Page MenuHomePhabricator

Add JSON parameter type to the action API
Open, Needs TriagePublic

Description

ReadingLists expects JSON strings for some parameters (for batch write operations) but the handling is implemented purely inside the API module so it does not integrate very well. JSON input will probably become more important in the future, given our increased focus on structured data (or maybe the usecase will be obsoleted by having a REST API in MediaWiki... in any case, worth considering at least) so it would be nice to have framework-level integration for JSON parameters. That would include:

  • core support for some means of describing JSON structures (JSON Schema being the obvious choice)
  • a JSON parameter type in the API, with the ability to prescribe a schema
  • JSON-aware input normalization (e.g. dealing with input strings that contain JSON-encoded non-NFC Unicode sequences)
  • schema validation as part of the normal parameter validation of the API
  • exposing the schema in the paraminfo API
  • maybe exposing the schema to some extent in the help API?
  • appropriate controls in ApiSandbox (a text area with JSON validation? JSON schema validation?)

Related: T147137: Decide on JSON validation library

Event Timeline

I note we discussed some of this previously in T182475.

While there are some cases where a JSON blob as the value of a parameter makes sense, I worry that it'll more often be misused to try to avoid making a properly-defined API module. Requiring a schema might help with that somewhat.

given our increased focus on structured data

Your use case here isn't "structured data" in the sense that's meant when talking about "our increased focus on structured data".

When talking about "our increased focus on structured data", the API is unlikely to care whether the value of a content parameter is wikitext, structured data as JSON, structured data as XML, or something else. And operations on structured data at a sub-content level are more likely to be done well by specialized modules than by some generic API-level code.

or maybe the usecase will be obsoleted by having a REST API in MediaWiki

"REST" isn't some magical dust that makes everything better, as much as some people seem to think so. It has a marginal benefit in that it typically uses pathinfo as positional parameters so clients don't have to think about ordering query parameters for cacheability. And it's the new shiny.

JSON-aware input normalization (e.g. dealing with input strings that contain JSON-encoded non-NFC Unicode sequences)

If you're meaning param={"foo":"a%CC%81"}, that's unlikely to be allowed since MediaWiki's input layer normalizes all text strings. If you mean param={"foo":"a\u0301"}, that seems outside the scope of a generic API layer.

maybe exposing the schema to some extent in the help API?

A link to some endpoint that serves it would be appropriate, IMO.

And operations on structured data at a sub-content level are more likely to be done well by specialized modules than by some generic API-level code.

Sure.

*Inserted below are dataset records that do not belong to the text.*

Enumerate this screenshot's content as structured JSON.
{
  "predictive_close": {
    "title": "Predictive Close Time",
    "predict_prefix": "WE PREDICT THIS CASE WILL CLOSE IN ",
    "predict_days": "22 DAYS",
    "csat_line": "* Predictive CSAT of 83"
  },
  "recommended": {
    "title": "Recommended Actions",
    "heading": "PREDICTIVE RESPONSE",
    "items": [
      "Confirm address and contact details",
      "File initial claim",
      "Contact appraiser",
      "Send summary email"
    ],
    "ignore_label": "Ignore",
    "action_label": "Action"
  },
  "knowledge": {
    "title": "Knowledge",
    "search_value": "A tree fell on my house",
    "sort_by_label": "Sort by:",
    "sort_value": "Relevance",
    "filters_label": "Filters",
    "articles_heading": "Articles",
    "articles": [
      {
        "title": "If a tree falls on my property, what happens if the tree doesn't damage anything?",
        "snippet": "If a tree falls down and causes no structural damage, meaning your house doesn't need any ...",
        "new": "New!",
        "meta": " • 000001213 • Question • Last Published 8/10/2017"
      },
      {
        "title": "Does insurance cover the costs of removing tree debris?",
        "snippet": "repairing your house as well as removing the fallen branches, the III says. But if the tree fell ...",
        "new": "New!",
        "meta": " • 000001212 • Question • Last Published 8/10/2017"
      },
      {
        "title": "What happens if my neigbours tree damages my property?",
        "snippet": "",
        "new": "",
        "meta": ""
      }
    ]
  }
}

Each specialized module shouldn't have to reinvent the basics of JSON parameter handling, though.

or maybe the usecase will be obsoleted by having a REST API in MediaWiki

"REST" isn't some magical dust that makes everything better, as much as some people seem to think so. It has a marginal benefit in that it typically uses pathinfo as positional parameters so clients don't have to think about ordering query parameters for cacheability. And it's the new shiny.

It's the old shiny; people seem to be moving to GraphQL these days :) Anyway, the point is that the REST API will almost certainly be JSON-only (that has nothing to do with it being REST; JSON has simply outcompeted the alternatives and became the de facto standard, and as a new API framework it won't be burdened with backwards compatibility) so it will have to handle all the things described here. And if the REST API supports JSON-based use cases, maybe there is no point in adding them to the old API as well. (I don't think that's a very good argument - I think the efforts to handle JSON in one or the another API largely overlap - but thought it was worth to spell it out.)

If you mean param={"foo":"a\u0301"}, that seems outside the scope of a generic API layer.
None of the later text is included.